An image of John M. Lyle
John M. Lyle (1872-1945) was a Canadian architect in the late 19th Century and early 20th Century

1997 Gallery of Distinction Inductee

John Lyle designed more than one hundred of the most beautiful and most historic buildings in and around Toronto, as well as across Canada. He was born in Belfast, Ireland, and raised in Hamilton where his father founded the Hamilton Art Gallery. He was trained in the Beaux Arts tradition which nurtured two other Canadian architects of note - Percy Erskine Nobbs and Ernest Cormicher.

After Beaux Arts training in Paris and New York, he opened his office in Toronto in 1906 and became an immediately successful missionary for the Beaux Arts movement. He designed the Toronto Union Station, the Royal Alexandra theatre, many banks across Canada, a church in Hamilton where his father was a Presbyterian minister, the central prison at Guelph, the original Toronto Stock Exchange, Woodbine Racetrack, houses, libraries and parks. In the 1930s he became the favourite architect of the wealthiest families of the Toronto Establishment.

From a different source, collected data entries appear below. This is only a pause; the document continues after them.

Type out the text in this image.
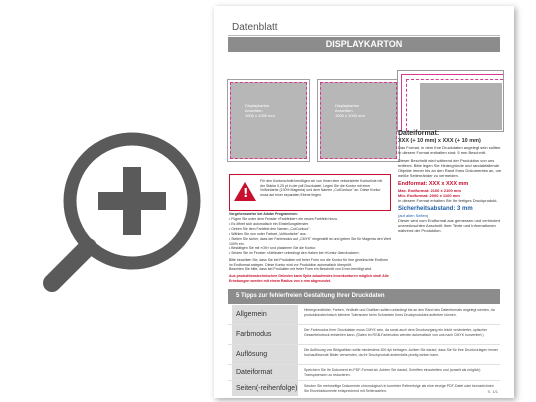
Datenblatt
DISPLAYKARTON
Displaykarton
Ansichten
1000 x 1000 mm
Displaykarton
Ansichten
1000 x 1000 mm
Dateiformat:
XXX (+ 10 mm) x XXX (+ 10 mm)
Das Format, in dem Ihre Druckdaten angelegt sein sollten. In diesem Format enthalten sind: 5 mm Beschnitt.
Dieser Beschnitt wird während der Produktion von uns entfernt. Bitte legen Sie Hintergründe und randabfallende Objekte immer bis an den Rand Ihres Dokumentes an, um weiße Seitenränder zu vermeiden.
Endformat: XXX x XXX mm
Max. Endformat: 2100 x 2100 mm
Min. Endformat: 2000 x 1100 mm
In diesem Format erhalten Sie Ihr fertiges Druckprodukt.
Sicherheitsabstand: 3 mm
(auf allen Seiten)
Dieser wird vom Endformat aus gemessen und verhindert unerwünschten Anschnitt Ihrer Texte und Informationen während der Produktion.
!
Für den Konturschnitt benötigen wir von Ihnen eine vektorisierte Konturlinie mit der Stärke 0,25 pt in der pdf-Druckdatei. Legen Sie die Kontur mit einer Volltonfarbe (100% Magenta) und dem Namen „CutContour" an. Diese Kontur muss auf einer separaten Ebene liegen.
Vorgehensweise bei Adobe Programmen:
• Fügen Sie unter dem Fenster »Farbfelder« ein neues Farbfeld hinzu.
• Es öffnet sich automatisch ein Einstellungsfenster.
• Geben Sie dem Farbfeld den Namen „CutContour".
• Wählen Sie nun unter Farbart „Volltonfarbe" aus.
• Stellen Sie sicher, dass der Farbmodus auf „CMYK" eingestellt ist und geben Sie für Magenta den Wert 100% ein.
• Bestätigen Sie mit »OK« und platzieren Sie die Kontur.
• Setzen Sie im Fenster »Attribute« unbedingt den Haken bei »Kontur überdrucken«.
Bitte beachten Sie, dass Sie bei Produkten mit freier Form nur die Kontur für Ihre gewünschte Endform im Endformat anlegen. Diese Kontur wird vor Produktion automatisch überprüft.
Beachten Sie bitte, dass bei Produkten mit freier Form ein Beschnitt von 5 mm benötigt wird.
Aus produktionstechnischen Gründen kann Spitz zulaufendes Innenkonturen möglich sind! Alle Erhebungen werden mit einem Radius von x mm abgerundet.
5 Tipps zur fehlerfreien Gestaltung Ihrer Druckdaten
Allgemein
Hintergrundbilder, Farben, Verläufe und Grafiken sollten unbedingt bis an den Rand des Datenformats angelegt werden, da produktionstechnisch kleinere Toleranzen beim Schneiden Ihres Druckproduktes auftreten können.
Farbmodus
Der Farbmodus Ihrer Druckdaten muss CMYK sein, da sonst auch dem Druckvorgang ein leicht veränderter, optischer Gesamteindruck entstehen kann. (Daten im RGB-Farbmodus werden automatisch von uns nach CMYK konvertiert.)
Auflösung
Die Auflösung von Bildgrafiken sollte mindestens 300 dpi betragen. Achten Sie darauf, dass Sie für Ihre Druckvorlagen immer hochauflösende Bilder verwenden, da Ihr Druckprodukt andernfalls pixelig wirken kann.
Dateiformat	Speichern Sie Ihr Dokument im PDF-Format ab. Achten Sie darauf, Schriften einzubetten und (soweit als möglich) Transparenzen zu reduzieren.
Seiten(-reihenfolge) Senden Sie mehrseitige Dokumente chronologisch in korrekter Reihenfolge als eine einzige PDF-Datei oder kennzeichnen Sie Einzeldokumente entsprechend mit Seitenzahlen.	S. 1/1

John Lyle was a man passionately committed to helping Canadians design Canadian buildings in a Canadian way, not just copies of the latest American or European fad. He began later evolving a style which might be called Canadian Deco. He set out to revive the forms of Canadian architecture, and eventually abandoned Canadiana for a cleaner, less ornate style know as strip classical or depression modern. In 1913 he became President of the Architectural Club at the University of Toronto; he was elected to the Royal Canadian Academy in 1925 and as a Fellow of the Royal Institute of British Architects in 1928. He was awarded the Gold Medal of Architects in 1926, and a silver medal for civilian relief work in France during World War I.